After his college graduation, Kent became a 2nd Lt. in the Army and was sent to the Redstone Arsenal in Alabama. Upon his return, he was ready to start a Ph.D program, but the young man who had majored in physics, and wanted to be a physicist since he was 13, now slightly changed his direction. An advanced degree in physics would take seven years, while doing that same degree in a slightly different field, ceramic engineering, with grant money thrown in, would only take three.
Rosemary taught elementary school, while Kent got his Ph.D, and then they were off to northern California and a new job at the General Electric Vallecitos Nuclear Center, where they lived in Pleasanton and Kent served in the bishopric. Kent worked in the plutonium fuels facility.
Life was so good, except their hearts yearned for a baby to fill the empty crib. Their deepest yearnings were fulfilled when they were able to receive their beautiful baby girl who they named Jennifer, who was like sunshine. She was followed by a brother, named after his father, David Kent, and finally a dark-haired sweetheart named Catherine.
After a 7-year wait for children, fatherhood became Kent’s important calling, and he loved their children with patience, compassion, and kindness, as he had always adored their mother.
In 1974, Kent followed his manager to a new job working on a Breeder Reactor Development and the family moved to Mountain View, but after working for ten years in the nuclear power industry, it became clear that progress in this area became increasingly difficult because of opposition.
Kent said, “I could see the Lord again intervening in my life” as I was invited to work in the research department, looking at alternate forms of energy, at Utah Power and Light in Salt Lake City. The move back to Salt Lake was especially motivated by the declining health of Rosemary’s father, Joel P. Jensen, and the two years they spent close to him before his death were especially precious to Kent.
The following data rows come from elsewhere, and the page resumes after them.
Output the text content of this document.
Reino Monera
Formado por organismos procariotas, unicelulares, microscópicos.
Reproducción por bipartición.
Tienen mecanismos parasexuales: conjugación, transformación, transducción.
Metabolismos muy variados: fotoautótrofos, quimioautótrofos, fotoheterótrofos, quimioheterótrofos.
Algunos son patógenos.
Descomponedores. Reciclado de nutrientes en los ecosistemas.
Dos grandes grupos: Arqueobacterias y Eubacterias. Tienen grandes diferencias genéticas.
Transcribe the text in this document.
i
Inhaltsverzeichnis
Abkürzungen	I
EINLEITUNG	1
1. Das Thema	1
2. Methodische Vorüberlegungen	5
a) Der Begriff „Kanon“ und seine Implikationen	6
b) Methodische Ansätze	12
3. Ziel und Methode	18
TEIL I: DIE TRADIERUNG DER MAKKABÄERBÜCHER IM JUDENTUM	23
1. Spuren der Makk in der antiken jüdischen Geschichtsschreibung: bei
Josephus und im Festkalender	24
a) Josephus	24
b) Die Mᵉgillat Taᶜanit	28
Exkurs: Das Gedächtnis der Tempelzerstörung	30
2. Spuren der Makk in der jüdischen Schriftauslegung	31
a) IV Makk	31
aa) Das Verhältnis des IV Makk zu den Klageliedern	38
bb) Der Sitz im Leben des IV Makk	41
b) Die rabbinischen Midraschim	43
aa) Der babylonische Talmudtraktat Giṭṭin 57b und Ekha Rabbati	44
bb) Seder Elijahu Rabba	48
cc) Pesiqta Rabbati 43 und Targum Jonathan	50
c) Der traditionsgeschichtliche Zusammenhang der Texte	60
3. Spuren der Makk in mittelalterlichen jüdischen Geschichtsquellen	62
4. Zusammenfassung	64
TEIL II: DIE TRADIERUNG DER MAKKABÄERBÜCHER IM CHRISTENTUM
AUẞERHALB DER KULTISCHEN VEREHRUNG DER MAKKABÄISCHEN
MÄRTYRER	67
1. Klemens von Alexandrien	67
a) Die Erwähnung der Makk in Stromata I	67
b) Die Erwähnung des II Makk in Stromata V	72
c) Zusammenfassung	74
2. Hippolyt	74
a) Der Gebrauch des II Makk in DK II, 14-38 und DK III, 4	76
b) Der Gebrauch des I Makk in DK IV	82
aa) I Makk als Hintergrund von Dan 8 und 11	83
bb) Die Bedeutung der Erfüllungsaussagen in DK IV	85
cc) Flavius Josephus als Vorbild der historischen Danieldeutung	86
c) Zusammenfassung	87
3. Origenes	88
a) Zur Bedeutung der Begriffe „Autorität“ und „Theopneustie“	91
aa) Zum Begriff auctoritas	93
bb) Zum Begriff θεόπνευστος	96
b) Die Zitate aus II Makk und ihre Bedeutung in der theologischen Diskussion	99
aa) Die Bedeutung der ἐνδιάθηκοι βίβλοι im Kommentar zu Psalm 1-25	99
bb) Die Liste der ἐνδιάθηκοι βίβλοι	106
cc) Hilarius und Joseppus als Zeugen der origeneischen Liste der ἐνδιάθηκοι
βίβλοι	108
He is the grandfather of five, Taylor Evans Linebaugh, Halle Evans, Chase Little, Collin Little and Tristynn Close. One grandson wrote a paper about his grandfather that read like this: “So you have heard about superman and spider man, but they are nothing compared to a real hero such as my loving grandpa, Kent Evans.”
Kent was an active member of The Church of Jesus Christ of Latter-day Saints.
One of the great heartbreaks of his life was losing his daughter, Jennifer, to cancer in 2016.
Kent was outstanding at his work, an adoring husband, father and grandfather, and had a calm, immovable light inside of him that made him an exemplar throughout his life and during his most trying illness. Anyone who knew him, understood that he was never angry, that he laughed heartily, and that he would sacrifice anything to help another. His foundation was firm, and ran deep, and his kindness never tired.
Kent summed up his life: “In my own personal journey, I am reminded how the hand of the Lord was revealed in things which happened. I didn’t recognize that hand at those times of change, but as I have grown older the sense of it all becomes clear.”
He is survived by his wife Rosemary, his children David Kent Evans and Catherine Evans Little, and his five grandchildren. Funeral services will be Saturday, January 27, 2024, with a viewing from 9:30 to 10:30 and the funeral at 11:00. It will be held at the Latter-day Saint Little Cottonwood Stake Center at 1160 E. Vine Street, Murray, Utah 84121.